News Articles | The Business Insider Green Sheet | Jay Yarow | July 27, 2009

Read the full article on the originating site

The crux of the argument is that oil production is getting more expensive and that, as it does, alternative energy becomes more compelling. If oil’s price rises enough to offset the increased costs of development, in Greenpeace’s opinion, economies will use less of it, thus driving the price down.

Specifically, Greenpeace says we are on the wrong side of peak oil. Over the next decade, more oil will come from unconventional sources like tar sands or deep water drilling. Oil from those sources will have to be sold at $70-$90 for the companies to break even.

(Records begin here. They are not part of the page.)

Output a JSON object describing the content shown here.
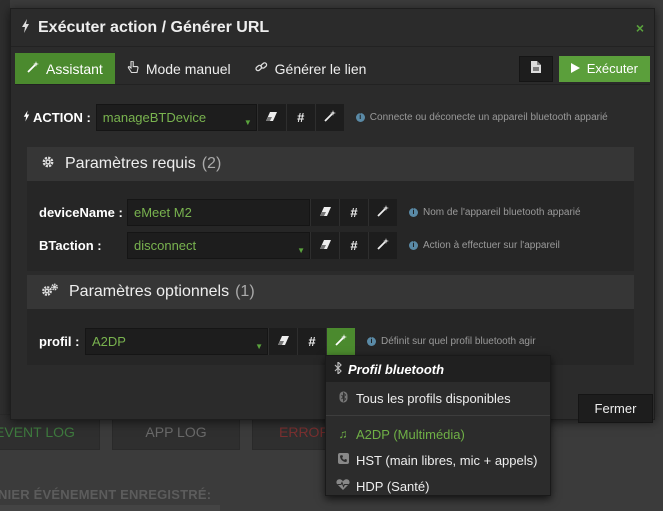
{
  "modal": {
    "title": "Exécuter action / Générer URL",
    "close": "×"
  },
  "tabs": [
    {
      "label": "Assistant",
      "icon": "magic-wand-icon",
      "active": true
    },
    {
      "label": "Mode manuel",
      "icon": "hand-pointer-icon",
      "active": false
    },
    {
      "label": "Générer le lien",
      "icon": "link-icon",
      "active": false
    }
  ],
  "toolbar": {
    "execute_label": "Exécuter"
  },
  "action": {
    "label": "ACTION :",
    "value": "manageBTDevice",
    "hint": "Connecte ou déconecte un appareil bluetooth apparié"
  },
  "required_params": {
    "title": "Paramètres requis",
    "count": "(2)",
    "params": [
      {
        "label": "deviceName :",
        "value": "eMeet M2",
        "hint": "Nom de l'appareil bluetooth apparié"
      },
      {
        "label": "BTaction :",
        "value": "disconnect",
        "hint": "Action à effectuer sur l'appareil"
      }
    ]
  },
  "optional_params": {
    "title": "Paramètres optionnels",
    "count": "(1)",
    "params": [
      {
        "label": "profil :",
        "value": "A2DP",
        "hint": "Définit sur quel profil bluetooth agir"
      }
    ]
  },
  "profile_menu": {
    "header": "Profil bluetooth",
    "all_label": "Tous les profils disponibles",
    "items": [
      {
        "label": "A2DP (Multimédia)",
        "icon": "music-note-icon",
        "selected": true
      },
      {
        "label": "HST (main libres, mic + appels)",
        "icon": "phone-icon",
        "selected": false
      },
      {
        "label": "HDP (Santé)",
        "icon": "heartbeat-icon",
        "selected": false
      }
    ]
  },
  "footer": {
    "close_label": "Fermer"
  },
  "background": {
    "tabs": [
      "EVENT LOG",
      "APP LOG",
      "ERROR"
    ],
    "caption": "NIER ÉVÉNEMENT ENREGISTRÉ:"
  },
  "colors": {
    "accent": "#4b8a2e",
    "accent_text": "#79b34f",
    "panel_head": "#363636",
    "input_bg": "#1d1d1d"
  }
}
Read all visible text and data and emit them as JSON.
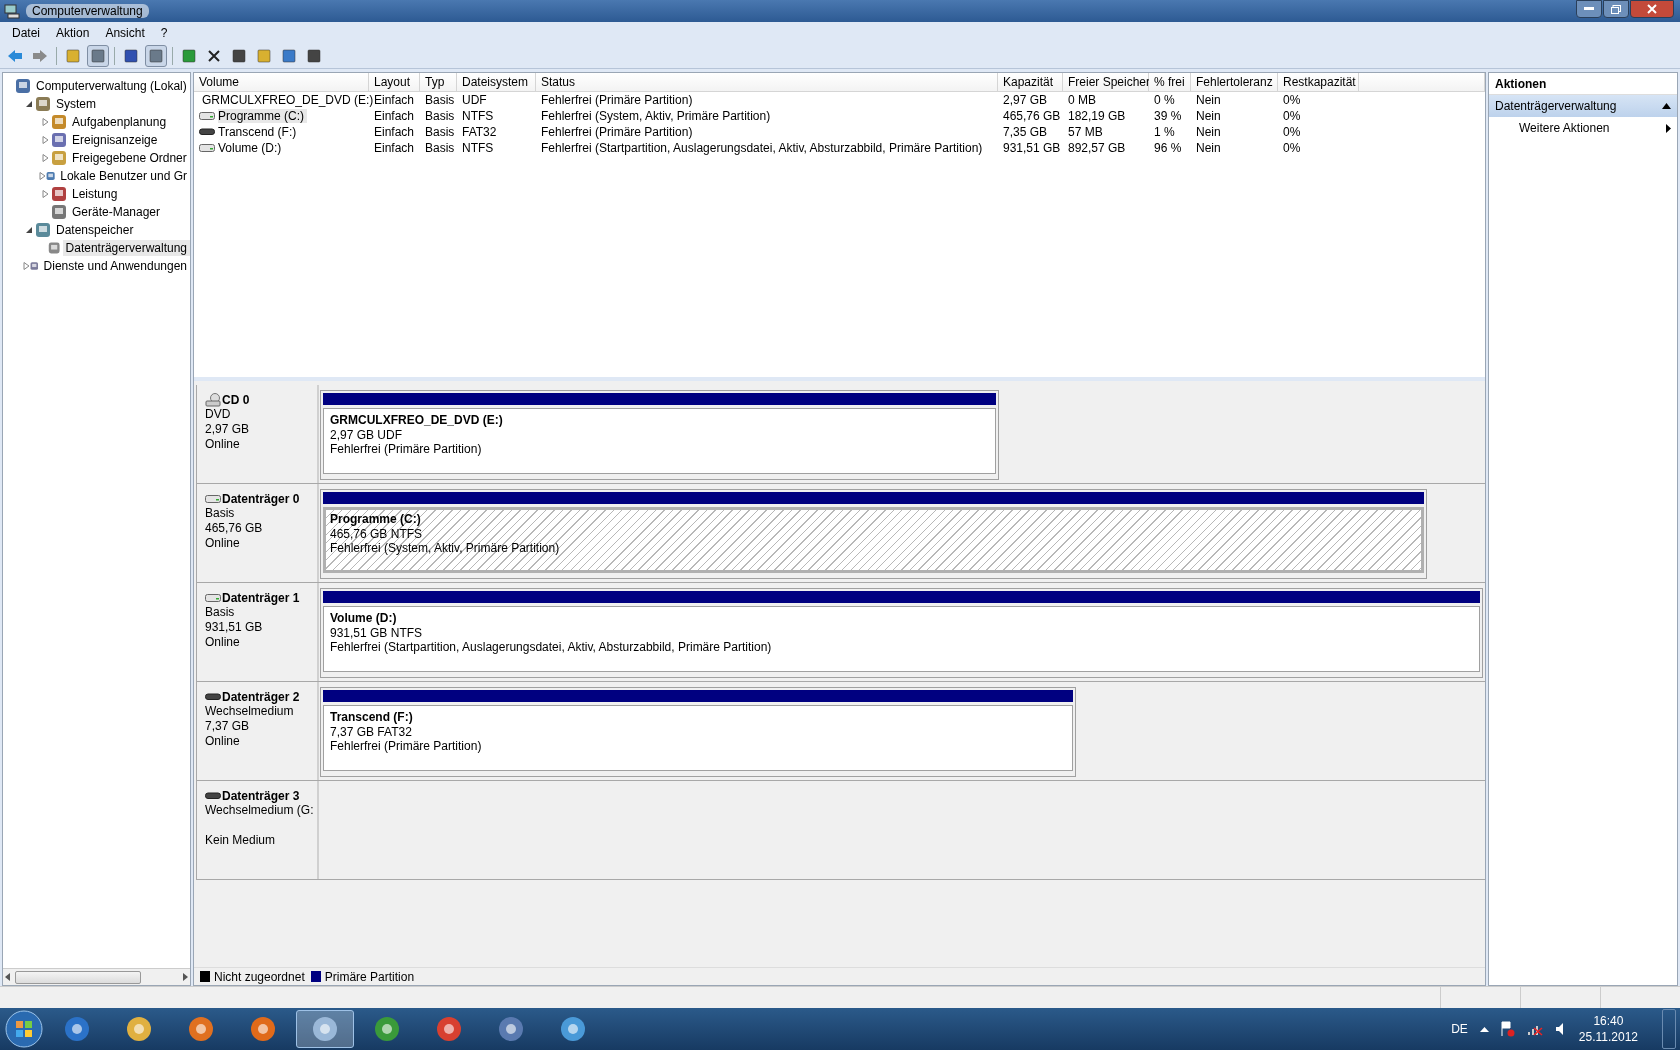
{
  "window": {
    "title": "Computerverwaltung"
  },
  "menu": [
    "Datei",
    "Aktion",
    "Ansicht",
    "?"
  ],
  "toolbar": [
    {
      "pressed": false
    },
    {
      "pressed": false
    },
    {
      "pressed": false
    },
    {
      "pressed": true
    },
    {
      "pressed": false
    },
    {
      "pressed": true
    },
    {
      "pressed": false
    },
    {
      "pressed": false
    },
    {
      "pressed": false
    },
    {
      "pressed": false
    },
    {
      "pressed": false
    },
    {
      "pressed": false
    }
  ],
  "tree": [
    {
      "label": "Computerverwaltung (Lokal)",
      "selected": false,
      "children": [
        {
          "label": "System",
          "expanded": true,
          "selected": false,
          "children": [
            {
              "label": "Aufgabenplanung",
              "expanded": false,
              "selected": false
            },
            {
              "label": "Ereignisanzeige",
              "expanded": false,
              "selected": false
            },
            {
              "label": "Freigegebene Ordner",
              "expanded": false,
              "selected": false
            },
            {
              "label": "Lokale Benutzer und Gr",
              "expanded": false,
              "selected": false
            },
            {
              "label": "Leistung",
              "expanded": false,
              "selected": false
            },
            {
              "label": "Geräte-Manager",
              "selected": false
            }
          ]
        },
        {
          "label": "Datenspeicher",
          "expanded": true,
          "selected": false,
          "children": [
            {
              "label": "Datenträgerverwaltung",
              "selected": true
            }
          ]
        },
        {
          "label": "Dienste und Anwendungen",
          "expanded": false,
          "selected": false
        }
      ]
    }
  ],
  "volume_table": {
    "columns": [
      "Volume",
      "Layout",
      "Typ",
      "Dateisystem",
      "Status",
      "Kapazität",
      "Freier Speicher",
      "% frei",
      "Fehlertoleranz",
      "Restkapazität"
    ],
    "rows": [
      {
        "kind": "cd",
        "selected": false,
        "cells": [
          "GRMCULXFREO_DE_DVD (E:)",
          "Einfach",
          "Basis",
          "UDF",
          "Fehlerfrei (Primäre Partition)",
          "2,97 GB",
          "0 MB",
          "0 %",
          "Nein",
          "0%"
        ]
      },
      {
        "kind": "disk",
        "selected": true,
        "cells": [
          "Programme (C:)",
          "Einfach",
          "Basis",
          "NTFS",
          "Fehlerfrei (System, Aktiv, Primäre Partition)",
          "465,76 GB",
          "182,19 GB",
          "39 %",
          "Nein",
          "0%"
        ]
      },
      {
        "kind": "removable",
        "selected": false,
        "cells": [
          "Transcend (F:)",
          "Einfach",
          "Basis",
          "FAT32",
          "Fehlerfrei (Primäre Partition)",
          "7,35 GB",
          "57 MB",
          "1 %",
          "Nein",
          "0%"
        ]
      },
      {
        "kind": "disk",
        "selected": false,
        "cells": [
          "Volume (D:)",
          "Einfach",
          "Basis",
          "NTFS",
          "Fehlerfrei (Startpartition, Auslagerungsdatei, Aktiv, Absturzabbild, Primäre Partition)",
          "931,51 GB",
          "892,57 GB",
          "96 %",
          "Nein",
          "0%"
        ]
      }
    ]
  },
  "disks": [
    {
      "kind": "cd",
      "name": "CD 0",
      "lines": [
        "DVD",
        "2,97 GB"
      ],
      "state": "Online",
      "partitions": [
        {
          "title": "GRMCULXFREO_DE_DVD  (E:)",
          "size": "2,97 GB UDF",
          "status": "Fehlerfrei (Primäre Partition)",
          "selected": false,
          "color": "#000080"
        }
      ]
    },
    {
      "kind": "disk",
      "name": "Datenträger 0",
      "lines": [
        "Basis",
        "465,76 GB"
      ],
      "state": "Online",
      "partitions": [
        {
          "title": "Programme  (C:)",
          "size": "465,76 GB NTFS",
          "status": "Fehlerfrei (System, Aktiv, Primäre Partition)",
          "selected": true,
          "color": "#000080"
        }
      ]
    },
    {
      "kind": "disk",
      "name": "Datenträger 1",
      "lines": [
        "Basis",
        "931,51 GB"
      ],
      "state": "Online",
      "partitions": [
        {
          "title": "Volume  (D:)",
          "size": "931,51 GB NTFS",
          "status": "Fehlerfrei (Startpartition, Auslagerungsdatei, Aktiv, Absturzabbild, Primäre Partition)",
          "selected": false,
          "color": "#000080"
        }
      ]
    },
    {
      "kind": "removable",
      "name": "Datenträger 2",
      "lines": [
        "Wechselmedium",
        "7,37 GB"
      ],
      "state": "Online",
      "partitions": [
        {
          "title": "Transcend  (F:)",
          "size": "7,37 GB FAT32",
          "status": "Fehlerfrei (Primäre Partition)",
          "selected": false,
          "color": "#000080"
        }
      ]
    },
    {
      "kind": "removable",
      "name": "Datenträger 3",
      "lines": [
        "Wechselmedium (G:"
      ],
      "state": "Kein Medium"
    }
  ],
  "legend": [
    {
      "label": "Nicht zugeordnet",
      "color": "#000000"
    },
    {
      "label": "Primäre Partition",
      "color": "#000080"
    }
  ],
  "actions": {
    "title": "Aktionen",
    "section": {
      "label": "Datenträgerverwaltung",
      "expanded": true
    },
    "items": [
      "Weitere Aktionen"
    ]
  },
  "taskbar": {
    "apps": [
      {
        "selected": false
      },
      {
        "selected": false
      },
      {
        "selected": false
      },
      {
        "selected": false
      },
      {
        "selected": true
      },
      {
        "selected": false
      },
      {
        "selected": false
      },
      {
        "selected": false
      },
      {
        "selected": false
      }
    ],
    "language": "DE",
    "time": "16:40",
    "date": "25.11.2012"
  }
}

At those prices, the economy is put at risk, though. A recent analysis by Doug Westwood says when oil prices equate to 4% of GDP, we usually hit an economic slowdown. Therefore, if oil prices hit $80, the economy sputters. The economy skids, demand falls and price of oil slips.

In the report, Greenpeace quotes BP CEO Tony Hayward who says consumers changed their behavior last summer as oil neared $90 a barrel. They drove less, and tried like hell to avoid higher oil prices. The alarm and panic brought on by $147 barrels last year laid the groundwork for permanent demand destruction. This is why the IEA say the United States is past its peak for oil demand.

What about emerging markets, though? Certainly, they’ll pick up the slack ? Not necessarily, says Greenpeace. China’s aggressive and comprehensive energy policy is focused on one thing—security. Volatile, high, oil prices are a risk to the nation. Therefore, it is doing what it can to reduce its reliance on oil.

China is working hard to develop an electric car market. The Greenpeace report quotes executives from both Ford and GM who say they think Asia will be a leader in alternative auto technologies.

Add all this together, Greenpeace says, and it means that window for oil sands projects to squeeze in profitably is tiny. Since Shell plans on getting most of its oil from oil sands in the next ten years, the company is at risk.

Greenpeace’s proposed solution is for Shell and other oil companies to become “energy service companies,” act like VCs looking at clean tech and invest in renewable energy. No surprise there.